Fine-tuning compression parameters

There are a number of parameters that affect the de/compression bandwidth achieved by blosc:

  • The information content of the underlying data, and chunksize: the size of the data in each call to compress and analogous functions. ‘blosc’ does not manage chunksize itself, but an example implementation can be seen in the bloscpack module.
  • n_threads: The number of threads to spawn inside c-blosc. n_threads may be changed by calling blosc.set_nthreads(16) for example. blosc performance generally scales sub-linearly with the number of threads with a coefficient roughly around 0.5-0.67. I.e. the expected performance compared to a single thread is 1.0 / (0.6*n_threads). For systems with hyper-threading the optimum number of threads is usually a small over-subscription of the number of _physical_ (not virtual) cores.
  • blocksize: is the size of each continuously memory-element that is compressed, in bytes. Normally blosc attempts to automatically guess the size of each compressed block of data, but the user can set it manually by calling blosc.set_blocksize( size_in_bytes ) for hand optimized situations.
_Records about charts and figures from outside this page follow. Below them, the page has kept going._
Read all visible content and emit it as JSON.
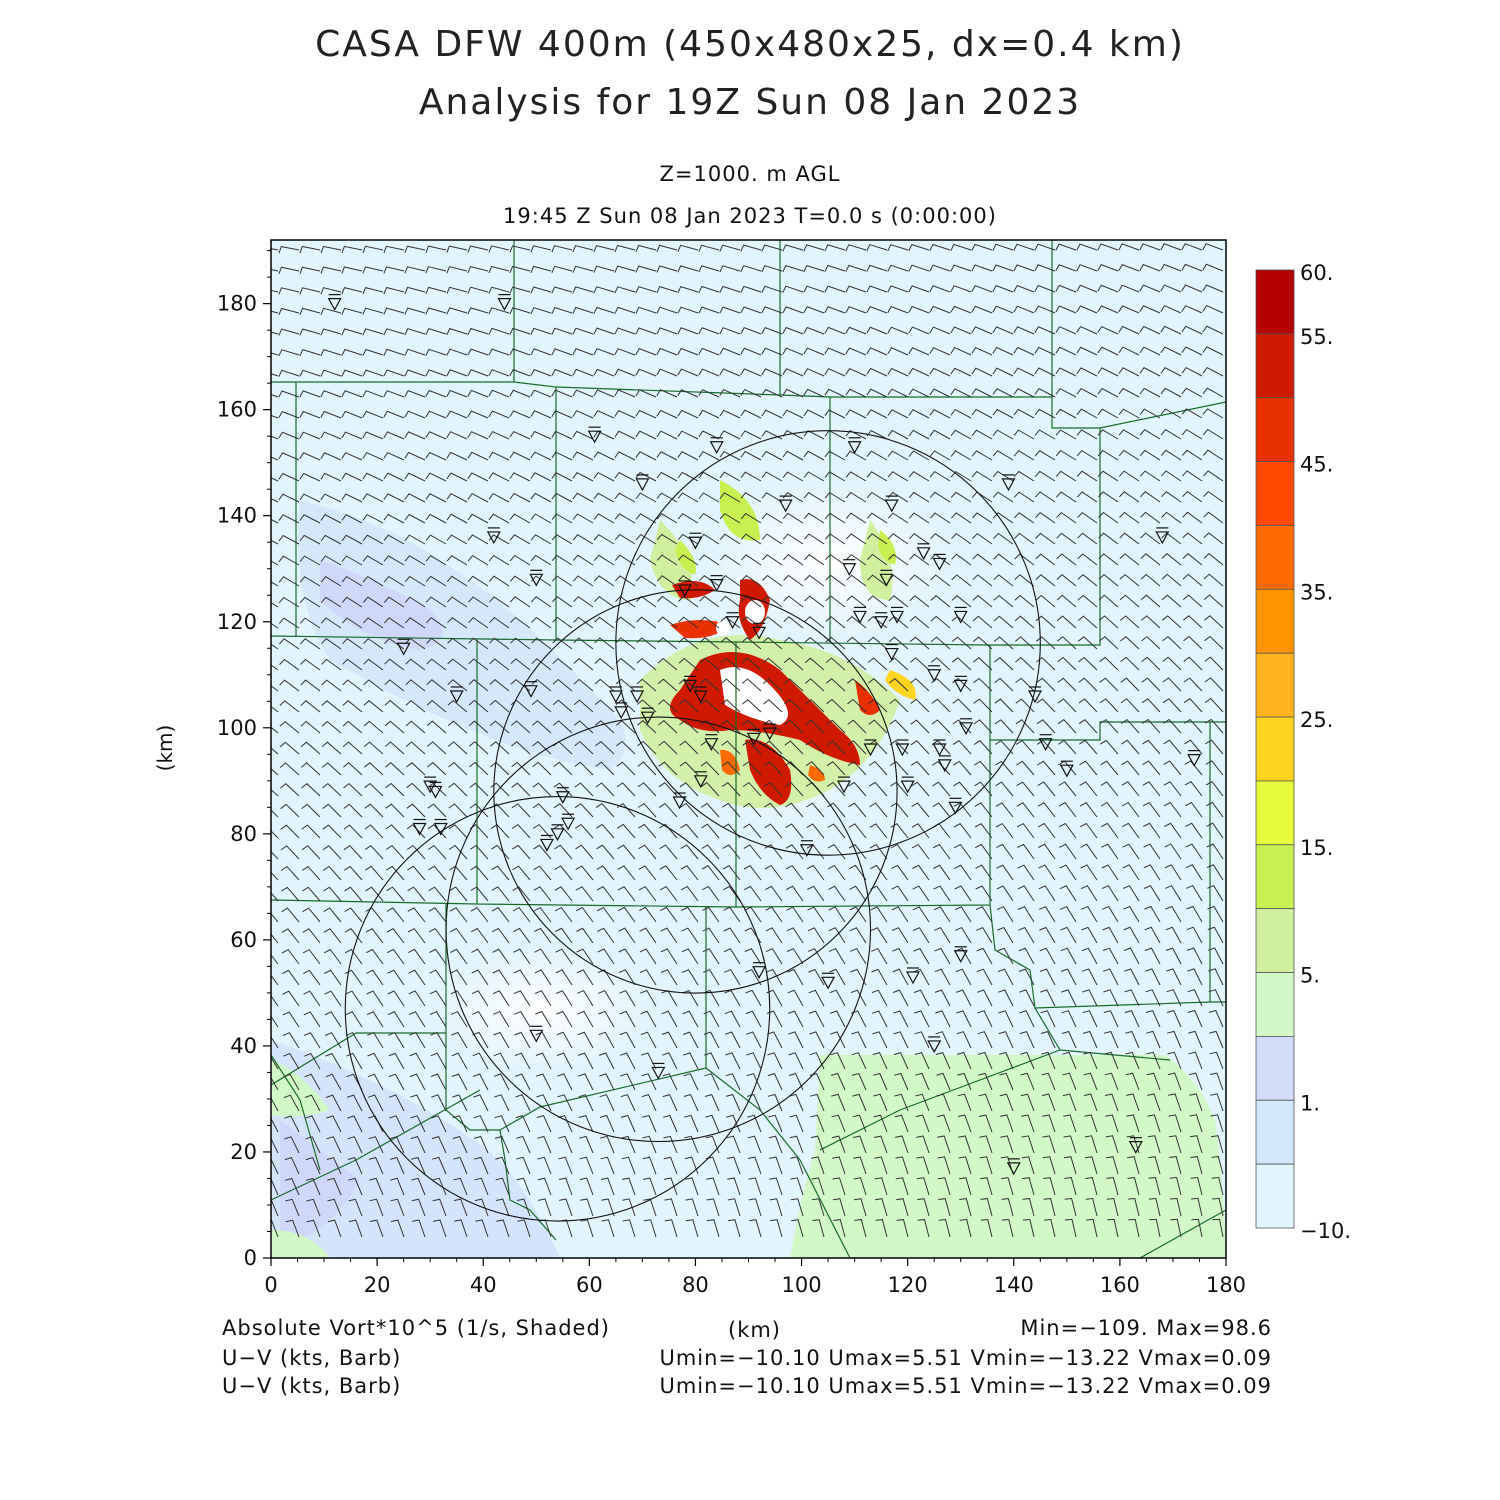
{
  "header": {
    "title_line1": "CASA DFW 400m (450x480x25, dx=0.4 km)",
    "title_line2": "Analysis for 19Z Sun 08 Jan 2023",
    "level": "Z=1000. m AGL",
    "time": "19:45 Z Sun 08 Jan 2023    T=0.0 s (0:00:00)"
  },
  "axes": {
    "x_ticks": [
      "0",
      "20",
      "40",
      "60",
      "80",
      "100",
      "120",
      "140",
      "160",
      "180"
    ],
    "y_ticks": [
      "0",
      "20",
      "40",
      "60",
      "80",
      "100",
      "120",
      "140",
      "160",
      "180"
    ],
    "x_label": "(km)",
    "y_label": "(km)",
    "xlim": [
      0,
      180
    ],
    "ylim": [
      0,
      192
    ]
  },
  "colorbar": {
    "labels": [
      "60.",
      "55.",
      "45.",
      "35.",
      "25.",
      "15.",
      "5.",
      "1.",
      "−10."
    ],
    "colors": [
      "#b40000",
      "#d01a00",
      "#e83000",
      "#ff4800",
      "#ff6a00",
      "#ff9400",
      "#ffb41e",
      "#ffd41e",
      "#e8fa3c",
      "#c8f050",
      "#d0f0a0",
      "#d2f8c8",
      "#d2dcf8",
      "#d2e8fa",
      "#e2f4fc"
    ]
  },
  "footer": {
    "field1": "Absolute Vort*10^5 (1/s, Shaded)",
    "units": "(km)",
    "minmax": "Min=−109. Max=98.6",
    "field2": "U−V (kts, Barb)",
    "field3": "U−V (kts, Barb)",
    "uv_stats": "Umin=−10.10 Umax=5.51 Vmin=−13.22 Vmax=0.09"
  },
  "map": {
    "radar_rings": [
      {
        "cx": 105,
        "cy": 116,
        "r": 40
      },
      {
        "cx": 80,
        "cy": 88,
        "r": 38
      },
      {
        "cx": 73,
        "cy": 62,
        "r": 40
      },
      {
        "cx": 54,
        "cy": 47,
        "r": 40
      }
    ],
    "stations": [
      [
        12,
        180
      ],
      [
        44,
        180
      ],
      [
        61,
        155
      ],
      [
        84,
        153
      ],
      [
        110,
        153
      ],
      [
        139,
        146
      ],
      [
        70,
        146
      ],
      [
        97,
        142
      ],
      [
        117,
        142
      ],
      [
        42,
        136
      ],
      [
        80,
        135
      ],
      [
        123,
        133
      ],
      [
        168,
        136
      ],
      [
        126,
        131
      ],
      [
        50,
        128
      ],
      [
        116,
        128
      ],
      [
        78,
        126
      ],
      [
        84,
        127
      ],
      [
        87,
        120
      ],
      [
        92,
        118
      ],
      [
        111,
        121
      ],
      [
        130,
        121
      ],
      [
        115,
        120
      ],
      [
        118,
        121
      ],
      [
        109,
        130
      ],
      [
        25,
        115
      ],
      [
        117,
        114
      ],
      [
        35,
        106
      ],
      [
        49,
        107
      ],
      [
        65,
        106
      ],
      [
        69,
        106
      ],
      [
        81,
        106
      ],
      [
        71,
        102
      ],
      [
        79,
        108
      ],
      [
        66,
        103
      ],
      [
        83,
        97
      ],
      [
        91,
        98
      ],
      [
        94,
        99
      ],
      [
        113,
        96
      ],
      [
        119,
        96
      ],
      [
        126,
        96
      ],
      [
        127,
        93
      ],
      [
        144,
        106
      ],
      [
        146,
        97
      ],
      [
        125,
        110
      ],
      [
        130,
        108
      ],
      [
        131,
        100
      ],
      [
        150,
        92
      ],
      [
        174,
        94
      ],
      [
        30,
        89
      ],
      [
        31,
        88
      ],
      [
        28,
        81
      ],
      [
        32,
        81
      ],
      [
        55,
        87
      ],
      [
        56,
        82
      ],
      [
        52,
        78
      ],
      [
        54,
        80
      ],
      [
        77,
        86
      ],
      [
        81,
        90
      ],
      [
        120,
        89
      ],
      [
        129,
        85
      ],
      [
        108,
        89
      ],
      [
        101,
        77
      ],
      [
        92,
        54
      ],
      [
        105,
        52
      ],
      [
        121,
        53
      ],
      [
        130,
        57
      ],
      [
        50,
        42
      ],
      [
        73,
        35
      ],
      [
        125,
        40
      ],
      [
        163,
        21
      ],
      [
        140,
        17
      ]
    ]
  }
}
Often the L2 cache size (e.g. 256kB for an Intel Haswell) is a good starting point for optimization.
  • shuffle: as discussed above the shuffle mode can substantially improve compression ratios when the
  • clevel: the compression level called for the algorithm. Called as an argument to compress and similar functions.
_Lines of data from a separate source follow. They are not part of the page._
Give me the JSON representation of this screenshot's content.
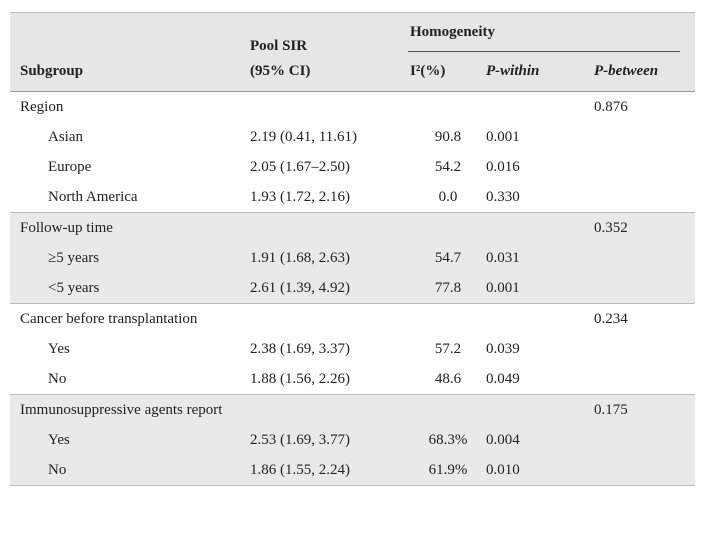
{
  "header": {
    "subgroup": "Subgroup",
    "pool_sir": "Pool SIR",
    "pool_sir_ci": "(95% CI)",
    "homogeneity": "Homogeneity",
    "i2": "I²(%)",
    "p_within": "P-within",
    "p_between": "P-between"
  },
  "groups": [
    {
      "label": "Region",
      "p_between": "0.876",
      "rows": [
        {
          "label": "Asian",
          "sir": "2.19 (0.41, 11.61)",
          "i2": "90.8",
          "p_within": "0.001"
        },
        {
          "label": "Europe",
          "sir": "2.05 (1.67–2.50)",
          "i2": "54.2",
          "p_within": "0.016"
        },
        {
          "label": "North America",
          "sir": "1.93 (1.72, 2.16)",
          "i2": "0.0",
          "p_within": "0.330"
        }
      ]
    },
    {
      "label": "Follow-up time",
      "p_between": "0.352",
      "rows": [
        {
          "label": "≥5 years",
          "sir": "1.91 (1.68, 2.63)",
          "i2": "54.7",
          "p_within": "0.031"
        },
        {
          "label": "<5 years",
          "sir": "2.61 (1.39, 4.92)",
          "i2": "77.8",
          "p_within": "0.001"
        }
      ]
    },
    {
      "label": "Cancer before transplantation",
      "p_between": "0.234",
      "rows": [
        {
          "label": "Yes",
          "sir": "2.38 (1.69, 3.37)",
          "i2": "57.2",
          "p_within": "0.039"
        },
        {
          "label": "No",
          "sir": "1.88 (1.56, 2.26)",
          "i2": "48.6",
          "p_within": "0.049"
        }
      ]
    },
    {
      "label": "Immunosuppressive agents report",
      "p_between": "0.175",
      "rows": [
        {
          "label": "Yes",
          "sir": "2.53 (1.69, 3.77)",
          "i2": "68.3%",
          "p_within": "0.004"
        },
        {
          "label": "No",
          "sir": "1.86 (1.55, 2.24)",
          "i2": "61.9%",
          "p_within": "0.010"
        }
      ]
    }
  ]
}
  • cname: the compressor codec itself. Each codec has its own characteristics that also vary depending on the underlying data. For example, ‘lz4’ tends to prefer smaller blocksize and does not slow significantly with clevel. In comparison zlib and zstd both slow substantially with increasing clevel, with an inflection point around clevel`=4-5 for 'zlib' and `clevel`=2-4 for 'zstd'. Called as an argument to `compress and similar functions.
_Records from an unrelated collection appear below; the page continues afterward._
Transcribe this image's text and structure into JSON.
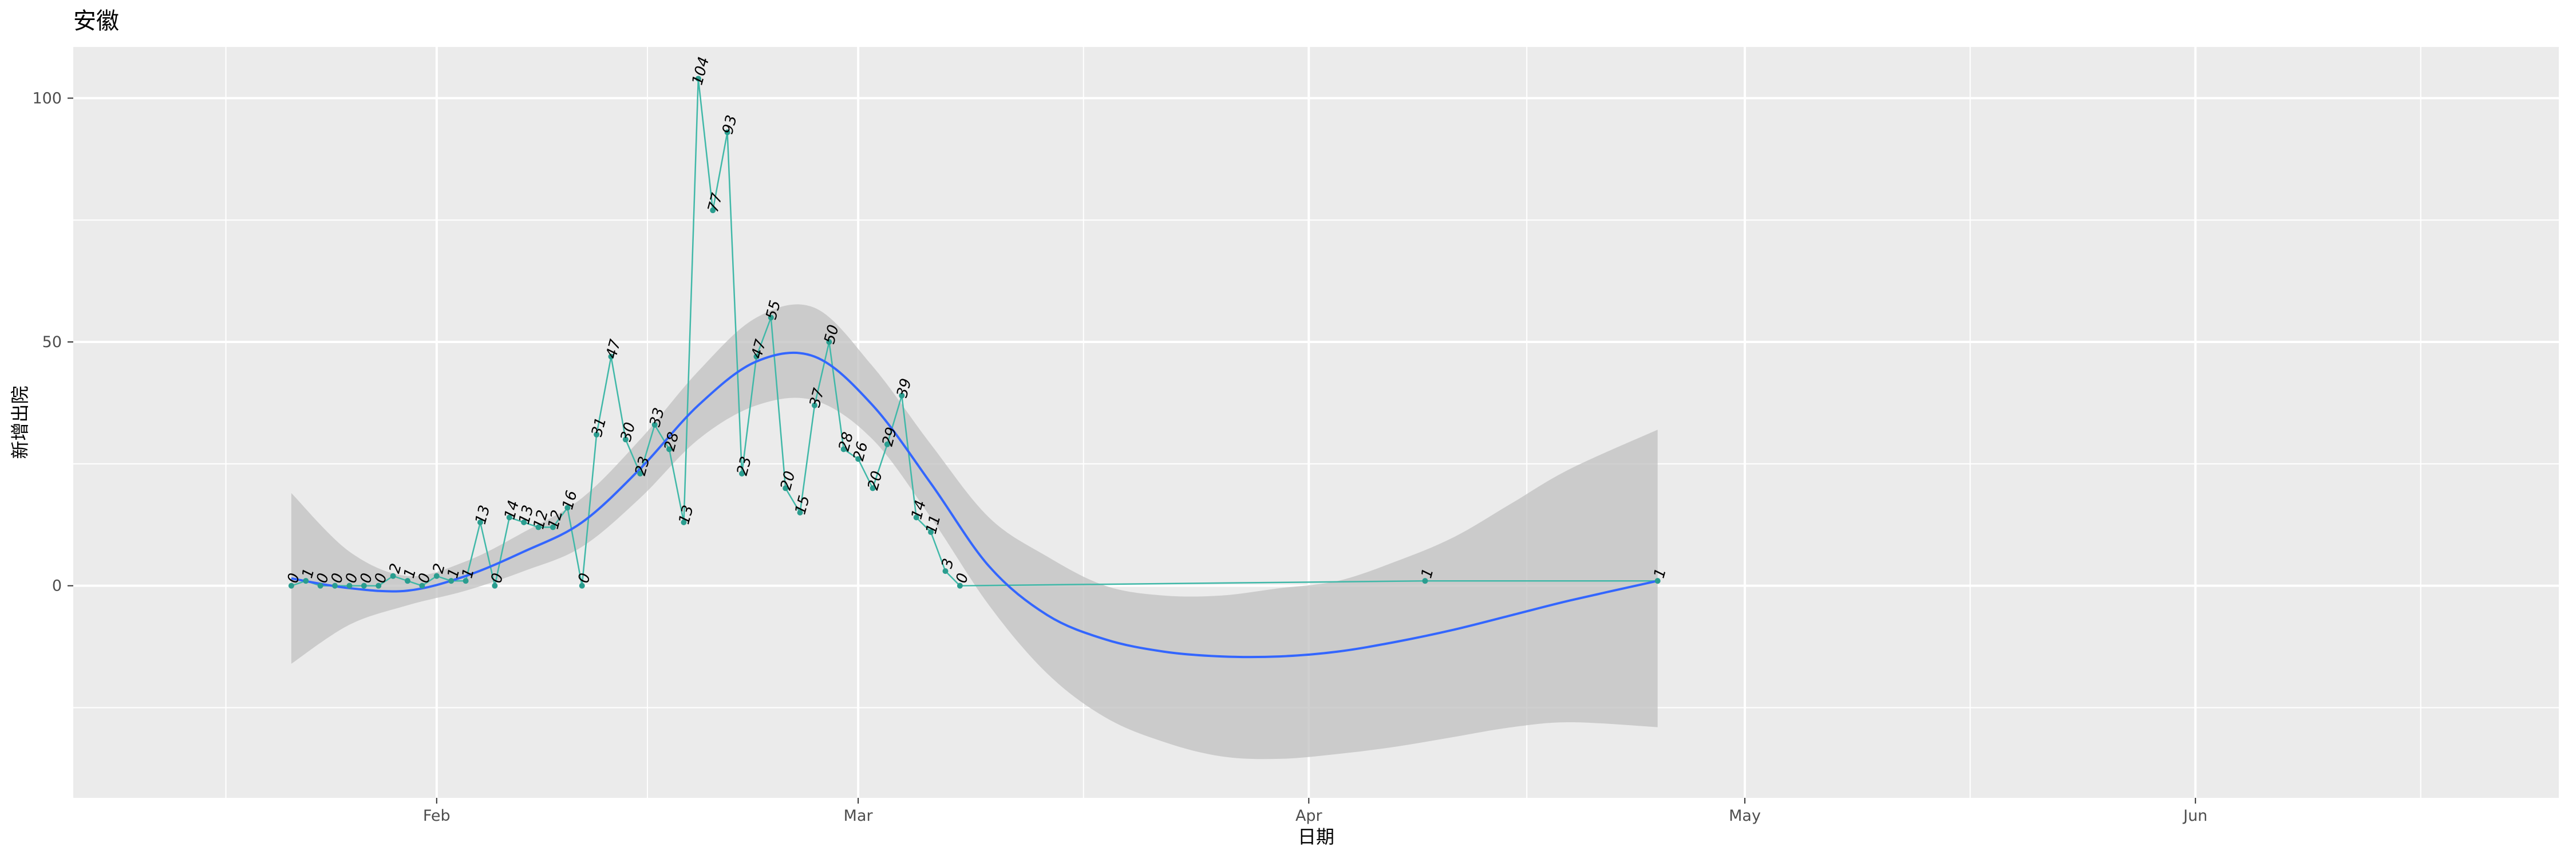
{
  "chart_data": {
    "type": "line",
    "title": "安徽",
    "xlabel": "日期",
    "ylabel": "新增出院",
    "x_range": [
      "2020-01-07",
      "2020-06-26"
    ],
    "ylim": [
      -43.5,
      110.5
    ],
    "grid": true,
    "legend": "none",
    "x_ticks": [
      {
        "date": "2020-02-01",
        "label": "Feb"
      },
      {
        "date": "2020-03-01",
        "label": "Mar"
      },
      {
        "date": "2020-04-01",
        "label": "Apr"
      },
      {
        "date": "2020-05-01",
        "label": "May"
      },
      {
        "date": "2020-06-01",
        "label": "Jun"
      }
    ],
    "y_ticks": [
      {
        "value": 0,
        "label": "0"
      },
      {
        "value": 50,
        "label": "50"
      },
      {
        "value": 100,
        "label": "100"
      }
    ],
    "colors": {
      "series_line": "#40b8a8",
      "series_point": "#2a9d8f",
      "smooth_line": "#3366ff",
      "ribbon": "#c0c0c0",
      "panel": "#ebebeb",
      "grid": "#ffffff"
    },
    "series": [
      {
        "x": [
          "2020-01-22",
          "2020-01-23",
          "2020-01-24",
          "2020-01-25",
          "2020-01-26",
          "2020-01-27",
          "2020-01-28",
          "2020-01-29",
          "2020-01-30",
          "2020-01-31",
          "2020-02-01",
          "2020-02-02",
          "2020-02-03",
          "2020-02-04",
          "2020-02-05",
          "2020-02-06",
          "2020-02-07",
          "2020-02-08",
          "2020-02-09",
          "2020-02-10",
          "2020-02-11",
          "2020-02-12",
          "2020-02-13",
          "2020-02-14",
          "2020-02-15",
          "2020-02-16",
          "2020-02-17",
          "2020-02-18",
          "2020-02-19",
          "2020-02-20",
          "2020-02-21",
          "2020-02-22",
          "2020-02-23",
          "2020-02-24",
          "2020-02-25",
          "2020-02-26",
          "2020-02-27",
          "2020-02-28",
          "2020-02-29",
          "2020-03-01",
          "2020-03-02",
          "2020-03-03",
          "2020-03-04",
          "2020-03-05",
          "2020-03-06",
          "2020-03-07",
          "2020-03-08",
          "2020-04-09",
          "2020-04-25"
        ],
        "values": [
          0,
          1,
          0,
          0,
          0,
          0,
          0,
          2,
          1,
          0,
          2,
          1,
          1,
          13,
          0,
          14,
          13,
          12,
          12,
          16,
          0,
          31,
          47,
          30,
          23,
          33,
          28,
          13,
          104,
          77,
          93,
          23,
          47,
          55,
          20,
          15,
          37,
          50,
          28,
          26,
          20,
          29,
          39,
          14,
          11,
          3,
          0,
          1,
          1
        ]
      }
    ],
    "smooth": {
      "x": [
        "2020-01-22",
        "2020-01-26",
        "2020-01-30",
        "2020-02-03",
        "2020-02-07",
        "2020-02-11",
        "2020-02-15",
        "2020-02-19",
        "2020-02-23",
        "2020-02-27",
        "2020-03-02",
        "2020-03-06",
        "2020-03-10",
        "2020-03-14",
        "2020-03-18",
        "2020-03-22",
        "2020-03-26",
        "2020-03-30",
        "2020-04-03",
        "2020-04-07",
        "2020-04-11",
        "2020-04-15",
        "2020-04-19",
        "2020-04-25"
      ],
      "y": [
        1.5,
        -0.5,
        -1,
        2,
        7,
        13,
        24,
        37,
        46,
        47,
        37,
        21,
        4,
        -6,
        -11,
        -13.5,
        -14.5,
        -14.5,
        -13.5,
        -11.5,
        -9,
        -6,
        -3,
        1
      ],
      "lower": [
        -16,
        -8,
        -4,
        -1,
        3,
        8,
        18,
        30,
        37,
        38,
        30,
        14,
        -4,
        -18,
        -27,
        -32,
        -35,
        -35.5,
        -34.5,
        -33,
        -31,
        -29,
        -28,
        -29
      ],
      "upper": [
        19,
        7,
        2,
        5,
        11,
        18,
        30,
        44,
        55,
        57,
        45,
        29,
        14,
        6,
        0,
        -2,
        -2,
        -0.5,
        1,
        5,
        10,
        17,
        24,
        32
      ]
    }
  }
}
  • releasegil: optionally the Python Global Interpreter Lock (GIL) can be turned off during c-blosc operations by calling blosc.set_releasegil(True). The default is off as there is a small overhead in releasing the GIL which can be significant for a small blocksize. GIL release is intended to be used in situations where other bounds (such as file or network I/O) are the rate-limiting ones and a Python ThreadPool or similar object can be used for parallel processing either with or without blosc threads. Initial testing suggests that an equal mix of ThreadPool and blosc threads is near optimal. I.e. a computer with 16 cores would have 4 blosc threads and 4 ThreadPool threads. An example of combining blosc and ThreadPool may be found in bench/threadpool.py.